Prof.Dr.HC João Bosco Botelho
A análise das imagens metafóricas da coisa sagrada, tanto nas práticas sociais e políticas dominantes quanto nas periféricas, é indispensável para compreender o conflito de competência entre a Medicina e as crenças e idéias religiosas.
Sob essa perspectiva, é possível entender melhor alguns cenários de como e por que os curadores populares, adivinhos, magnetizadores, feiticeiros e benzedores nunca cessaram de receber os consulentes, suplicando as curas de incontáveis males físicos e emocionais.
O repensar do binômio “curas-coisa sagrada” suscita contínuo interesse das academias que conseguem repensar os compromissos monolíticos com a lógica das concepções científicas, porque a cura mágica ou milagrosa, que interliga o pedinte à coisa sagrada, parece tratar-se de uma forma de credulidade. O processo reprodutor desse fenômeno social passa, necessariamente, pela crença pessoal ou coletiva no poder de curar exercido pelas coisas sagradas. Deste modo, a coisa sagrada é, antes de tudo, aquilo que cura.
A disputa trançada entre a medicina popular, amparada na coisa sagrada como instrumento de cura, e a medicina construída nas universidades, raramente vem à tona despida de paixões, ora em defesa, ora atacando violentamente uma ou outra. Como consequência desse embate, a importância social da medicina popular é diluída na polarização de uma luta de poder em torno da cura.
Os dois pressupostos ─ a existência da coisa sagrada nas crenças religiosas como instrumento de cura e a religião mantendo diversos níveis de conflito com outras categorias na busca da saúde ─, contribuíram para estruturar pensamentos e atitudes pessoais e coletivas que conduziram o homem e a mulher, no duplo papel de executores e objetos das práticas de curas, para enfrentar o determinismo da morte.
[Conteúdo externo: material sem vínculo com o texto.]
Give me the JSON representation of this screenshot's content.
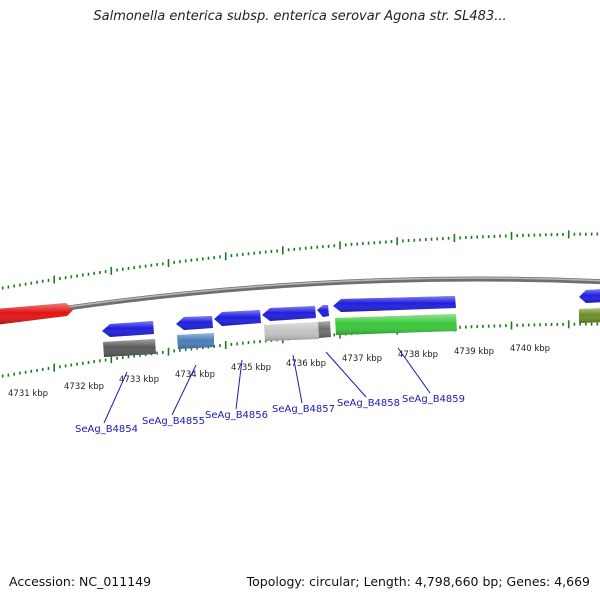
{
  "title": "Salmonella enterica subsp. enterica serovar Agona str. SL483...",
  "footer": {
    "accession": "Accession: NC_011149",
    "info": "Topology: circular; Length: 4,798,660 bp; Genes: 4,669"
  },
  "scale": {
    "ticks": [
      "4731 kbp",
      "4732 kbp",
      "4733 kbp",
      "4734 kbp",
      "4735 kbp",
      "4736 kbp",
      "4737 kbp",
      "4738 kbp",
      "4739 kbp",
      "4740 kbp"
    ]
  },
  "gene_labels": [
    "SeAg_B4854",
    "SeAg_B4855",
    "SeAg_B4856",
    "SeAg_B4857",
    "SeAg_B4858",
    "SeAg_B4859"
  ],
  "colors": {
    "tick": "#1e7a1e",
    "backbone": "#8a8a8a",
    "gene_label": "#1a1ab4",
    "leader": "#1a1ab4",
    "forward_red": "#e11414",
    "blue": "#1f1fe0",
    "dark_gray": "#5a5a5a",
    "steel_blue": "#4a7fb8",
    "light_gray": "#bdbdbd",
    "green": "#3cc93c",
    "olive": "#6b8e23"
  }
}
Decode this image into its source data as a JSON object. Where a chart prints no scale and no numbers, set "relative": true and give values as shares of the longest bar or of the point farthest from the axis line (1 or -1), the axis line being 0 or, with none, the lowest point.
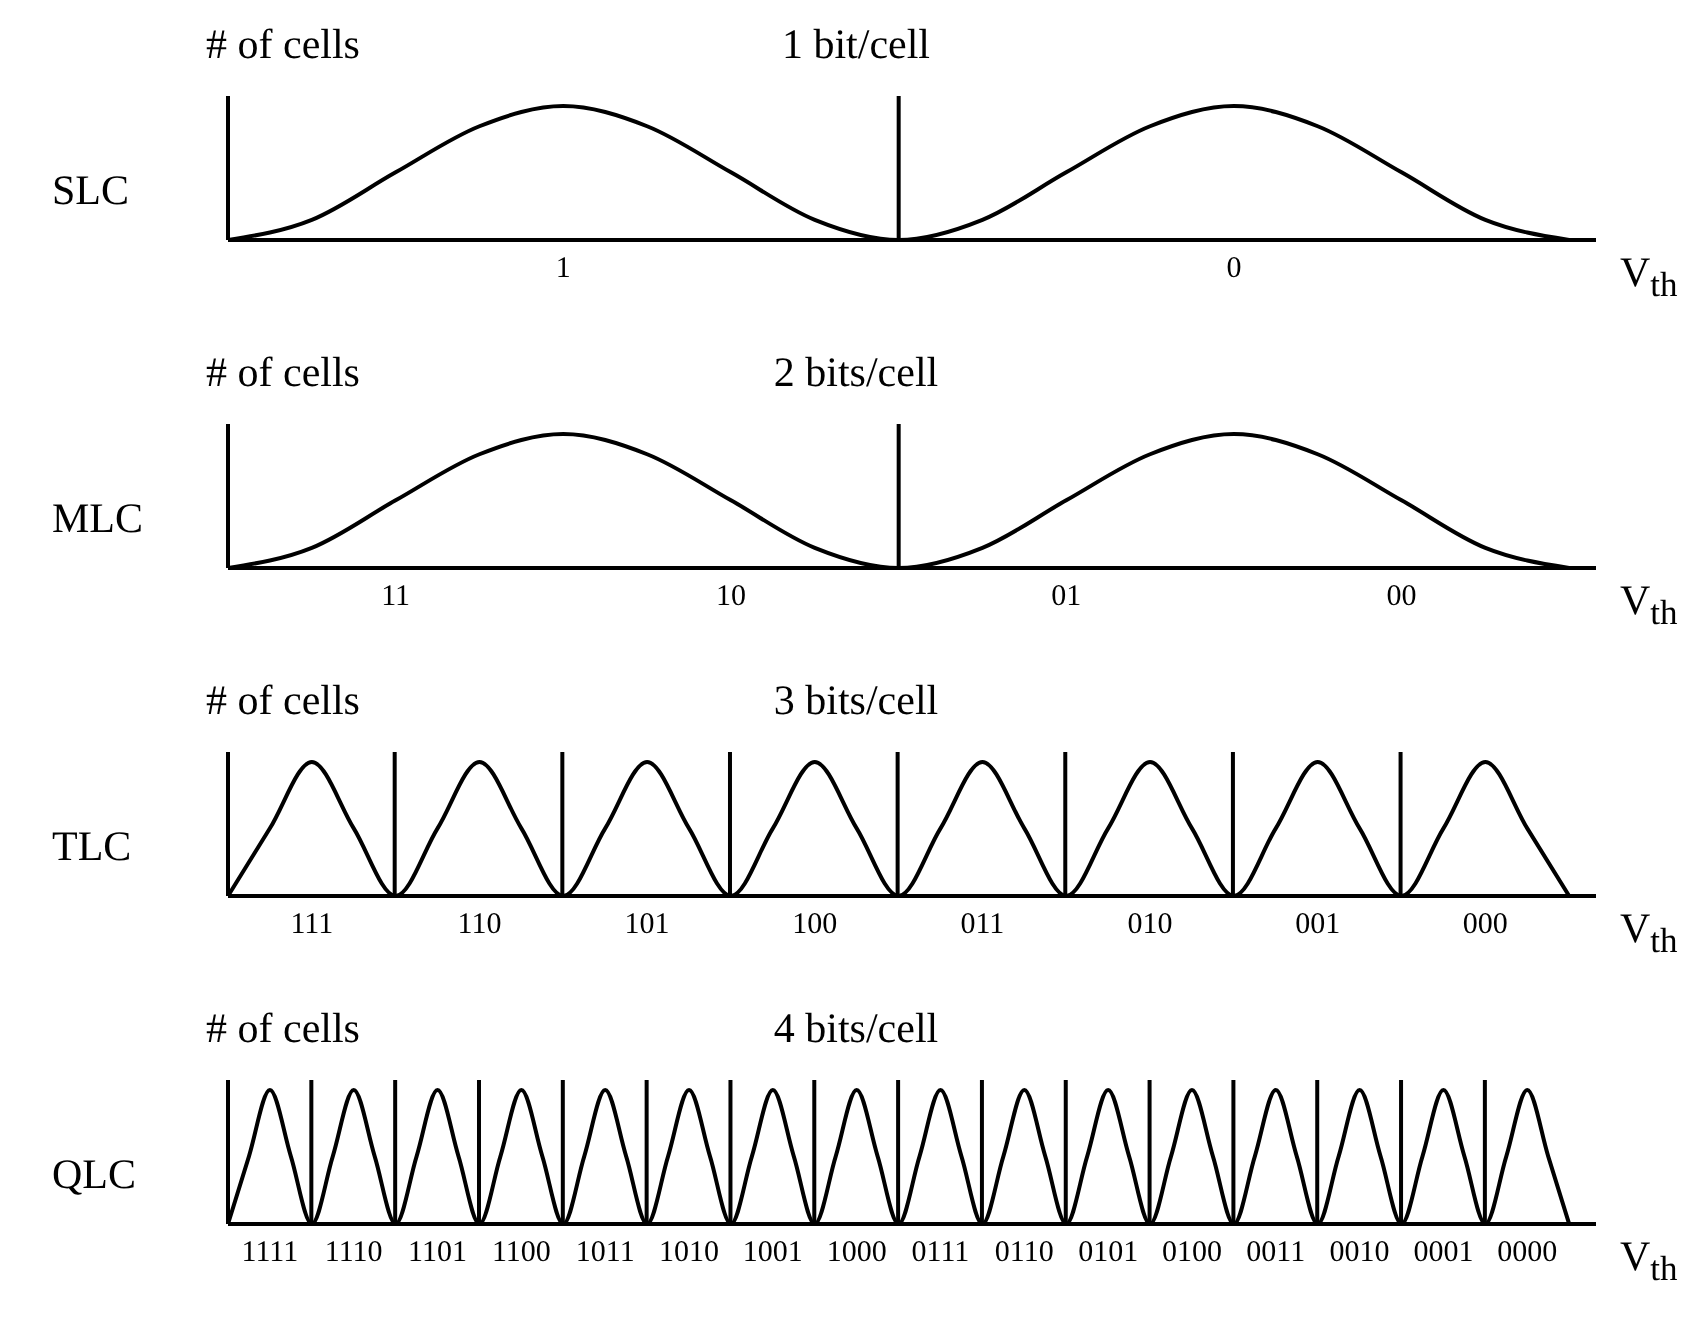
{
  "chart_data": [
    {
      "type": "line",
      "title": "1 bit/cell",
      "ylabel": "# of cells",
      "xlabel": "V$_{th}$",
      "annotations": [
        "SLC"
      ],
      "relative": true,
      "categories": [
        null,
        null,
        null,
        null,
        "1",
        null,
        null,
        null,
        null,
        null,
        null,
        null,
        "0",
        null,
        null,
        null,
        null
      ],
      "series": [
        {
          "color": "#000000",
          "values": [
            0,
            0.14,
            0.47,
            0.79,
            0.93,
            0.79,
            0.47,
            0.14,
            0,
            0.14,
            0.47,
            0.79,
            0.93,
            0.79,
            0.47,
            0.14,
            0
          ]
        },
        {
          "type": "bar",
          "color": "#000000",
          "values": [
            null,
            null,
            null,
            null,
            null,
            null,
            null,
            null,
            1,
            null,
            null,
            null,
            null,
            null,
            null,
            null,
            null
          ]
        }
      ]
    },
    {
      "type": "line",
      "title": "2 bits/cell",
      "ylabel": "# of cells",
      "xlabel": "V$_{th}$",
      "annotations": [
        "MLC"
      ],
      "relative": true,
      "categories": [
        null,
        null,
        "11",
        null,
        null,
        null,
        "10",
        null,
        null,
        null,
        "01",
        null,
        null,
        null,
        "00",
        null,
        null
      ],
      "series": [
        {
          "color": "#000000",
          "values": [
            0,
            0.14,
            0.47,
            0.79,
            0.93,
            0.79,
            0.47,
            0.14,
            0,
            0.14,
            0.47,
            0.79,
            0.93,
            0.79,
            0.47,
            0.14,
            0
          ]
        },
        {
          "type": "bar",
          "color": "#000000",
          "values": [
            null,
            null,
            null,
            null,
            null,
            null,
            null,
            null,
            1,
            null,
            null,
            null,
            null,
            null,
            null,
            null,
            null
          ]
        }
      ]
    },
    {
      "type": "line",
      "title": "3 bits/cell",
      "ylabel": "# of cells",
      "xlabel": "V$_{th}$",
      "annotations": [
        "TLC"
      ],
      "relative": true,
      "categories": [
        null,
        null,
        "111",
        null,
        null,
        null,
        "110",
        null,
        null,
        null,
        "101",
        null,
        null,
        null,
        "100",
        null,
        null,
        null,
        "011",
        null,
        null,
        null,
        "010",
        null,
        null,
        null,
        "001",
        null,
        null,
        null,
        "000",
        null,
        null
      ],
      "series": [
        {
          "color": "#000000",
          "values": [
            0,
            0.47,
            0.93,
            0.47,
            0,
            0.47,
            0.93,
            0.47,
            0,
            0.47,
            0.93,
            0.47,
            0,
            0.47,
            0.93,
            0.47,
            0,
            0.47,
            0.93,
            0.47,
            0,
            0.47,
            0.93,
            0.47,
            0,
            0.47,
            0.93,
            0.47,
            0,
            0.47,
            0.93,
            0.47,
            0
          ]
        },
        {
          "type": "bar",
          "color": "#000000",
          "values": [
            null,
            null,
            null,
            null,
            1,
            null,
            null,
            null,
            1,
            null,
            null,
            null,
            1,
            null,
            null,
            null,
            1,
            null,
            null,
            null,
            1,
            null,
            null,
            null,
            1,
            null,
            null,
            null,
            1,
            null,
            null,
            null,
            null
          ]
        }
      ]
    },
    {
      "type": "line",
      "title": "4 bits/cell",
      "ylabel": "# of cells",
      "xlabel": "V$_{th}$",
      "annotations": [
        "QLC"
      ],
      "relative": true,
      "categories": [
        null,
        null,
        "1111",
        null,
        null,
        null,
        "1110",
        null,
        null,
        null,
        "1101",
        null,
        null,
        null,
        "1100",
        null,
        null,
        null,
        "1011",
        null,
        null,
        null,
        "1010",
        null,
        null,
        null,
        "1001",
        null,
        null,
        null,
        "1000",
        null,
        null,
        null,
        "0111",
        null,
        null,
        null,
        "0110",
        null,
        null,
        null,
        "0101",
        null,
        null,
        null,
        "0100",
        null,
        null,
        null,
        "0011",
        null,
        null,
        null,
        "0010",
        null,
        null,
        null,
        "0001",
        null,
        null,
        null,
        "0000",
        null,
        null
      ],
      "series": [
        {
          "color": "#000000",
          "values": [
            0,
            0.47,
            0.93,
            0.47,
            0,
            0.47,
            0.93,
            0.47,
            0,
            0.47,
            0.93,
            0.47,
            0,
            0.47,
            0.93,
            0.47,
            0,
            0.47,
            0.93,
            0.47,
            0,
            0.47,
            0.93,
            0.47,
            0,
            0.47,
            0.93,
            0.47,
            0,
            0.47,
            0.93,
            0.47,
            0,
            0.47,
            0.93,
            0.47,
            0,
            0.47,
            0.93,
            0.47,
            0,
            0.47,
            0.93,
            0.47,
            0,
            0.47,
            0.93,
            0.47,
            0,
            0.47,
            0.93,
            0.47,
            0,
            0.47,
            0.93,
            0.47,
            0,
            0.47,
            0.93,
            0.47,
            0,
            0.47,
            0.93,
            0.47,
            0
          ]
        },
        {
          "type": "bar",
          "color": "#000000",
          "values": [
            null,
            null,
            null,
            null,
            1,
            null,
            null,
            null,
            1,
            null,
            null,
            null,
            1,
            null,
            null,
            null,
            1,
            null,
            null,
            null,
            1,
            null,
            null,
            null,
            1,
            null,
            null,
            null,
            1,
            null,
            null,
            null,
            1,
            null,
            null,
            null,
            1,
            null,
            null,
            null,
            1,
            null,
            null,
            null,
            1,
            null,
            null,
            null,
            1,
            null,
            null,
            null,
            1,
            null,
            null,
            null,
            1,
            null,
            null,
            null,
            1,
            null,
            null,
            null,
            null
          ]
        }
      ]
    }
  ]
}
A literatura que trata dos temas, por meio da Nova História, se enriqueceu nos trabalhos associando as práticas religiosas de curas às coisas sagradas ao conjunto sócio-político. Os progressos teóricos para melhor entender os movimentos sociais estão se fazendo de modo contínuo, inclusive no que diz respeito às abordagens da história da medicina e da doença, antes exclusivas dos relatos factuais e épicos pessoais.
Nessa trilha, existem evidências muito antigas da associação da coisa sagrada com as curas das doenças e com a luta ancestral para vencer o determinismo da morte. Uma das mais significativas é data da comemoração do dia do médico — 18 de outubro — que corresponde, na mitologia grega, à época em que se celebrava a festa do filho de Apolo, Asclépio, o mais importante deus curador do panteão grego. Pela importância da festa nas tradições populares da antiguidade, o cristianismo acabou provocando o sincretismo e manteve o mesmo registro festivo, no calendário cristão, para marcar o nascimento de São Lucas, o Evangelista médico.
Entre o início e o fim da vida, no passado distante e no presente, homens e mulheres convivem com a certeza da doença e da morte. Nas pouco anos vividos, fogem da dor: buscam lugares e coisas que oferecem prazer, protegem da fome, do calor, prolongando a vida, mantendo a saúde e combatendo a doença.
O imaginável renascimento após a morte — mais significante de todas as coisas sagradas — que cura todas as doenças e prolonga a vida ao tempo infinito, é o alicerce que mantém vivo o conflito de competência entre a medicina e a religião.